Backup jobs in XO started failing with an error about not being able to connect to the detached host: Error: connect EHOSTUNREACH 172.23.6.101:443.
Of course it's unreachable. The master was changed and the original server was removed from the pool and taken off line.
So, what did I miss? I know it's not a lot to go on, but this is all I'm seeing. Not sure where else to look.
-
Check on which IP XO is connecting to the pool.
-
I inadvertently fixed it, but didn't take any notes.
Changed master using XO. XO still sees all 3 hosts.
Detach old master, power down, fixed hardware issue, re-install XCP.
When I tried to add the host back into the pool, I found that it was still listed on the servers page, but saw no way to re-connect it, so I deleted it.
Now the entire pool is missing?
*** Now I know that servers and hosts are two completely different things. Odd nomenclature, but I can deal with it.
Re-added the new master server, now the pool is back. Added the old master back and joined it to the pool, and all is good.
I'm sure I missed something when changing masters and removing the old one, but not sure what. I would think that changing masters in XO would change all the things that needed to be changed. Guess not.
-
Well crud, just read the thread from a few days ago about "backups failing if one host is down."

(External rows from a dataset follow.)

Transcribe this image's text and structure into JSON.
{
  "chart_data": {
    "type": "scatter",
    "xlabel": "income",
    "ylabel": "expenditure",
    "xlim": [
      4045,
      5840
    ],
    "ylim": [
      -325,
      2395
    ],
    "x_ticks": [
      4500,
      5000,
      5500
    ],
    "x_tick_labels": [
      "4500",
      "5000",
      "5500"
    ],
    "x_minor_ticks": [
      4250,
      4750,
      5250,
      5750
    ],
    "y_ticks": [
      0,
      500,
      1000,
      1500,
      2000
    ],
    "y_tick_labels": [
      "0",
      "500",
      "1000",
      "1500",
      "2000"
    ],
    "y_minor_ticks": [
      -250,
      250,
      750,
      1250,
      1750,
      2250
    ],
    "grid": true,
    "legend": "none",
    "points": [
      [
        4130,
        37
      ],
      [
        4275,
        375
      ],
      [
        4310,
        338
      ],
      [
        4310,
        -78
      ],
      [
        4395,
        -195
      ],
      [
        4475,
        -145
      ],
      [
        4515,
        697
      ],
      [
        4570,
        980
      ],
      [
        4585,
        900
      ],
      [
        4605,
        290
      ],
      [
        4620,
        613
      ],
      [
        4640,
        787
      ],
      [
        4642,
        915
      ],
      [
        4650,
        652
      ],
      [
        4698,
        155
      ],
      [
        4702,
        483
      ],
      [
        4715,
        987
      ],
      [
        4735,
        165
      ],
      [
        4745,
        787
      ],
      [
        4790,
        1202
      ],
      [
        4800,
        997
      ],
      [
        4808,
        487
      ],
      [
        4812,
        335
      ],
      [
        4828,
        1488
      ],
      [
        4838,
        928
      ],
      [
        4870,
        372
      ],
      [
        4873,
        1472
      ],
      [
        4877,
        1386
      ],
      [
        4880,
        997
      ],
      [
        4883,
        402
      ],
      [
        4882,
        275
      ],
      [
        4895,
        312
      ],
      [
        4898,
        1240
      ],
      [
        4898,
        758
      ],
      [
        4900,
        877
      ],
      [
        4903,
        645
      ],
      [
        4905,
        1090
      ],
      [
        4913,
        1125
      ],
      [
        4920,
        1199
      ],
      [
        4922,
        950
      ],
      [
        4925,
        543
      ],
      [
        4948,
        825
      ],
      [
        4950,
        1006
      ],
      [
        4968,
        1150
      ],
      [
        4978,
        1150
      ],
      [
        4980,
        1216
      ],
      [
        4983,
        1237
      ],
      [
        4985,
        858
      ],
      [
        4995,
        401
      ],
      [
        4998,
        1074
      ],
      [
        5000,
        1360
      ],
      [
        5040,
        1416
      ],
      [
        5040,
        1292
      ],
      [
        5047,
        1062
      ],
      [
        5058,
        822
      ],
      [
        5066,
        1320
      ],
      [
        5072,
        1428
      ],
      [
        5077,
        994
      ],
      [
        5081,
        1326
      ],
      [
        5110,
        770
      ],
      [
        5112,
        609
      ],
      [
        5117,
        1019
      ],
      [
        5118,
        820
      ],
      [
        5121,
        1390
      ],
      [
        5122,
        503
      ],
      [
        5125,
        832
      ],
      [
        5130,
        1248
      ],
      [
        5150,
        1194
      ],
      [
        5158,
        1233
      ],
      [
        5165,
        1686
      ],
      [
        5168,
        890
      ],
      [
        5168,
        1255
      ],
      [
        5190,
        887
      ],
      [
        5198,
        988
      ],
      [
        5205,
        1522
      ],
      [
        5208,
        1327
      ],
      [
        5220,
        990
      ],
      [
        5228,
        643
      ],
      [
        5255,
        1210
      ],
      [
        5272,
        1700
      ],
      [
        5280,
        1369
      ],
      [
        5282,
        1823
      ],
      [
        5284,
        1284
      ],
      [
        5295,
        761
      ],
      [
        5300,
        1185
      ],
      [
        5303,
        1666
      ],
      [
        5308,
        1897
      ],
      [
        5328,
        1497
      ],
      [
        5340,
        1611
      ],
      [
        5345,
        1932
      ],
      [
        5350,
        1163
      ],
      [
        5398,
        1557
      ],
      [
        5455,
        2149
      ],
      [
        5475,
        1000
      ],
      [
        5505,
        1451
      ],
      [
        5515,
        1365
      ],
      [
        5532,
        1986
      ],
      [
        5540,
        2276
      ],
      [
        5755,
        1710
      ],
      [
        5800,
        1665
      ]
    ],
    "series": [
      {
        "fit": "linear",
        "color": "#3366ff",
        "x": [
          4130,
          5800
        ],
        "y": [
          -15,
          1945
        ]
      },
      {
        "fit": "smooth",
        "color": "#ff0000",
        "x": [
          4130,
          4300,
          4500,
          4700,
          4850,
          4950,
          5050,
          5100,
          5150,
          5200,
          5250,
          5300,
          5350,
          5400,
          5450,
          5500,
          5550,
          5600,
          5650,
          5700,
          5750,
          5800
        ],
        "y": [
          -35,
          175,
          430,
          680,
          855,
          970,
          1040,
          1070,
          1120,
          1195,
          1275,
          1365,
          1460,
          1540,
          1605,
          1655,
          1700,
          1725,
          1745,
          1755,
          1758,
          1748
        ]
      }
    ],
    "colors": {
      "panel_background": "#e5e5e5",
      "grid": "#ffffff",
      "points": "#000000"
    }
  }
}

Reading your responses to that, I now understand what happened. Even after changing masters, XO was still connecting to the old master, which re-directed it to the new master.
When the old master went offline, XO continued to function, but when the backup job was launched, it tried to connect to the IP of the old master.
I like that XO will redirect itself when connecting to a host rather than the master, but in the event that XO changes the master, shouldn't it be able to update it's own configuration?
-
No it doesn't modify its own "server" record, it will just be redirected by a slave. This redirect info doesn't persist, every time it's reconnecting, there's no recollection on the pool status/members.
Note this will be "fixed" in our next release; this time, on first valid connection to the pool, XO will store all host IPs of the pool, so it can cycle on recorded IPs in case the main IP doesn't answer at all.
-